La lluvia comenzó sin aviso. Las nubes oscuras se arrastraron lentamente sobre el cielo de Canadá, cubriendo las últimas trazas del sol. Alan y Elías estaban caminando por una calle tranquila, de regreso a casa después de comprar algunas cosas para preparar una cena. Era uno de esos días raros en los que todo parecía calmo, incluso dentro de la tormenta interna que Elías llevaba con él desde hacía semanas.
Alan, atento al clima, miró hacia arriba justo cuando las primeras gotas comenzaron a caer. No hizo ningún movimiento rápido. Sólo miró a Elías, que levantaba la cabeza también, y sonrió. Esa sonrisa suya, pequeña, sincera, capaz de hacer temblar el mundo de Alan, incluso ahora que estaba lleno de miedo.
—Nos va a agarrar la tormenta —dijo Alan.
Elías rió suavemente, con esa voz que ya no tenía tanta fuerza, pero que seguía siendo suya, tan única como siempre.

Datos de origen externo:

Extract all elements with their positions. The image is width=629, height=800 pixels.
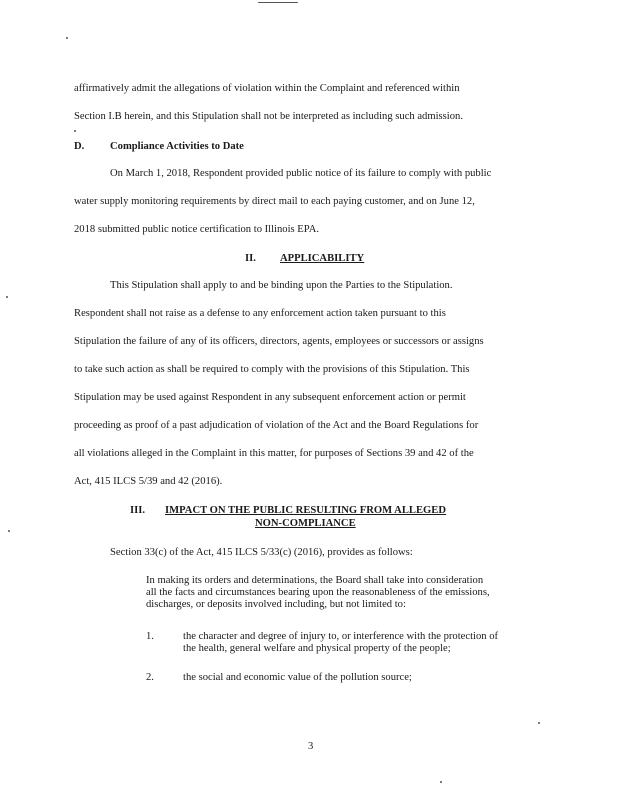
- section-ii-line-8: Act, 415 ILCS 5/39 and 42 (2016).: [74, 476, 223, 487]
- para-carry-line-1: affirmatively admit the allegations of violation within the Complaint and referenced within: [74, 83, 460, 94]
- section-ii-line-7: all violations alleged in the Complaint in this matter, for purposes of Sections 39 and 42 of the: [74, 448, 474, 459]
- section-ii-title: APPLICABILITY: [280, 253, 365, 264]
- quote-line-3: discharges, or deposits involved including, but not limited to:: [146, 599, 406, 610]
- list-item-1-line-1: the character and degree of injury to, or interference with the protection of: [183, 631, 499, 642]
- para-carry-line-2: Section I.B herein, and this Stipulation shall not be interpreted as including such admission.: [74, 111, 463, 122]
- section-iii-number: III.: [130, 505, 146, 516]
- scan-speck: [440, 781, 442, 783]
- section-ii-line-6: proceeding as proof of a past adjudication of violation of the Act and the Board Regulations for: [74, 420, 479, 431]
- section-iii-title-line-2: NON-COMPLIANCE: [255, 518, 356, 529]
- section-d-title: Compliance Activities to Date: [110, 141, 244, 152]
- section-ii-line-3: Stipulation the failure of any of its officers, directors, agents, employees or successors or assigns: [74, 336, 484, 347]
- list-item-1-number: 1.: [146, 631, 154, 642]
- section-ii-line-4: to take such action as shall be required to comply with the provisions of this Stipulation. This: [74, 364, 470, 375]
- scan-speck: [8, 530, 10, 532]
- section-iii-title-line-1: IMPACT ON THE PUBLIC RESULTING FROM ALLEGED: [165, 505, 446, 516]
- scan-speck: [66, 37, 68, 39]
- page-number: 3: [308, 741, 314, 752]
- quote-line-1: In making its orders and determinations, the Board shall take into consideration: [146, 575, 484, 586]
- section-d-line-2: water supply monitoring requirements by direct mail to each paying customer, and on June 12,: [74, 196, 475, 207]
- section-ii-line-5: Stipulation may be used against Respondent in any subsequent enforcement action or permit: [74, 392, 466, 403]
- scan-speck: [6, 296, 8, 298]
- list-item-2-number: 2.: [146, 672, 154, 683]
- scan-speck: [538, 722, 540, 724]
- section-iii-intro: Section 33(c) of the Act, 415 ILCS 5/33(c) (2016), provides as follows:: [110, 547, 413, 558]
- section-ii-line-2: Respondent shall not raise as a defense to any enforcement action taken pursuant to this: [74, 308, 446, 319]
- list-item-2-line-1: the social and economic value of the pollution source;: [183, 672, 412, 683]
- list-item-1-line-2: the health, general welfare and physical property of the people;: [183, 643, 451, 654]
- section-d-line-1: On March 1, 2018, Respondent provided public notice of its failure to comply with public: [110, 168, 492, 179]
- section-d-line-3: 2018 submitted public notice certification to Illinois EPA.: [74, 224, 319, 235]
- section-ii-line-1: This Stipulation shall apply to and be binding upon the Parties to the Stipulation.: [110, 280, 453, 291]
- scan-mark: [258, 2, 298, 3]
- scan-speck: [74, 130, 76, 132]
- section-ii-number: II.: [245, 253, 256, 264]
- section-d-letter: D.: [74, 141, 85, 152]
- quote-line-2: all the facts and circumstances bearing upon the reasonableness of the emissions,: [146, 587, 490, 598]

—Entonces… dejémonos agarrar —respondió.
Y lo hicieron. Caminaron sin correr, como si no tuvieran prisa, como si el cielo llorara por ellos. Las gotas se volvieron más intensas, más frías, y pronto ambos estaban empapados. Alan miró a Elías y lo vio reír de nuevo, como si por un momento se le hubiera olvidado todo.
En medio de la calle, sin paraguas, sin refugio, Alan se detuvo. Elías dio dos pasos más antes de notarlo, y al girarse, Alan ya estaba con los brazos abiertos.
—¿Qué haces? —preguntó Elías, sorprendido.
—Estoy esperando mi abrazo en una tormenta —dijo, con una sonrisa triste.
Elías dio un paso lento hacia él, y luego otro. Lo abrazó con fuerza, apretando su rostro contra el pecho de Alan, que lo envolvió con cuidado, como si fuera lo más frágil del mundo. La lluvia caía a su alrededor, mojando sus ropas, sus cabellos, sus pestañas. Pero ahí, en ese abrazo, no existía el mundo. Sólo ellos dos. Sólo el calor de ese instante robado al tiempo.
—No quiero irme aún —susurró Elías, con la voz quebrada.
Alan cerró los ojos con fuerza, tragando un nudo en la garganta.
—No vas a irte solo —respondió.
El silencio fue largo. La tormenta cubrió todo con su manto de sonidos, y aun así, entre cada trueno, entre cada gota, Elías sentía el latido del corazón de Alan. Rápido. Vivo. Fuerte.
—¿Sabes qué deseo ahora mismo? —dijo Elías.
—¿Qué?
—Que este abrazo dure para siempre. Que cuando mi memoria comience a fallar, cuando el dolor se haga más fuerte… pueda recordar esto. Solo esto.
Alan no respondió con palabras. Sólo apretó un poco más el abrazo. La lluvia seguía cayendo. Pero en el corazón de Elías, algo se quedó seco: el miedo.
Cuando finalmente caminaron de vuelta a casa, iban de la mano. Sus pasos eran lentos, pero sus almas estaban más cerca que nunca. En ese día, en esa tormenta, se habían dicho todo sin necesidad de decirlo. El amor, la esperanza y el adiós empezaban a entrelazarse, pero Elías sonreía. Porque en medio del cielo gris, Alan había sido su refugio.
Y eso, más que cualquier medicina, lo mantenía de pie.